Demand management is about understanding, analyzing, and taking advantage of the potential desires of your target audience. By understanding the demand, you can organize your service in a way that exactly meets your customer’s needs while you don’t have to make extra expenses. There are three main elements of demand management – analyzing, anticipating, and influencing.

Analyzing: This practice involves collecting data about the activities related to the service from different sources. This may include the numbers of when your service was purchased, when, by whom, and in what regions. Such the network data on your website, like traffic, and network usage, can also be helpful to get a general picture of visits to your website and take advantage of it.

Anticipating: Use various methods to establish communication with your customers. Analyze trends and try to figure out what the potential future needs of your customers.

Influencing: In certain cases, you might want to direct the needs of your customers to make them better correspond with the conditions of your offers. This can be expressed in the form of additional fees for exceeding service usage or bandwidth throttling. These practices may be especially relevant when your business resources are limited and excessive demand will be associated with financial strains.

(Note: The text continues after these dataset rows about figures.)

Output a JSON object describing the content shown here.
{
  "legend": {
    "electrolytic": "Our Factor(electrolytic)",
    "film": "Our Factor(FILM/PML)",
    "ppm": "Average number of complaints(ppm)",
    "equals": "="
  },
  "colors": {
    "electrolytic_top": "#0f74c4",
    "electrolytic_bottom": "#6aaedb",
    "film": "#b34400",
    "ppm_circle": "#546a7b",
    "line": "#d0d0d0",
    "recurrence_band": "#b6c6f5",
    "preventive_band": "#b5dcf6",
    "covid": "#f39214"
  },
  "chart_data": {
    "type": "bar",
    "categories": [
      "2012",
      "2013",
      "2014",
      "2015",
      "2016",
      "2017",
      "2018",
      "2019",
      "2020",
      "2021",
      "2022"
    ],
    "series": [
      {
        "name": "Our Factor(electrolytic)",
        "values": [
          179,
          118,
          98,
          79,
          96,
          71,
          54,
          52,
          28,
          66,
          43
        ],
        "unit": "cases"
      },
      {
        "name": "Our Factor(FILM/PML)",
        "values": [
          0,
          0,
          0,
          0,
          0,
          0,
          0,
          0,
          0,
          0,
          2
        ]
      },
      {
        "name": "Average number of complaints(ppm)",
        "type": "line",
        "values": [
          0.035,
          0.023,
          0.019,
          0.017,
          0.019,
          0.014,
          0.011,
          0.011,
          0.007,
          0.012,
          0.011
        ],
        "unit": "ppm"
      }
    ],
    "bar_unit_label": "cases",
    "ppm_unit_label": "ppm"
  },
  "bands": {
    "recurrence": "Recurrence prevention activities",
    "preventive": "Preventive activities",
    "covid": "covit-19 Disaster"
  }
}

5. Excelling in Business Relationship Management

Managing relationships with your customers is crucial for ensuring long-term loyalty. This encompasses practices that ensure that the service delivery makes your customers as satisfied as possible. They include establishing clear and efficient communication with your customers, attracting new customers, analyzing both positive and negative feedback, and taking steps to better satisfy the demand.

Final words

This has been the overview of some 5 ITIL Service Strategy Processes. Following them may give a clear and logical backbone to managing and developing your business, so we hope that the information presented will be helpful and wish you good luck.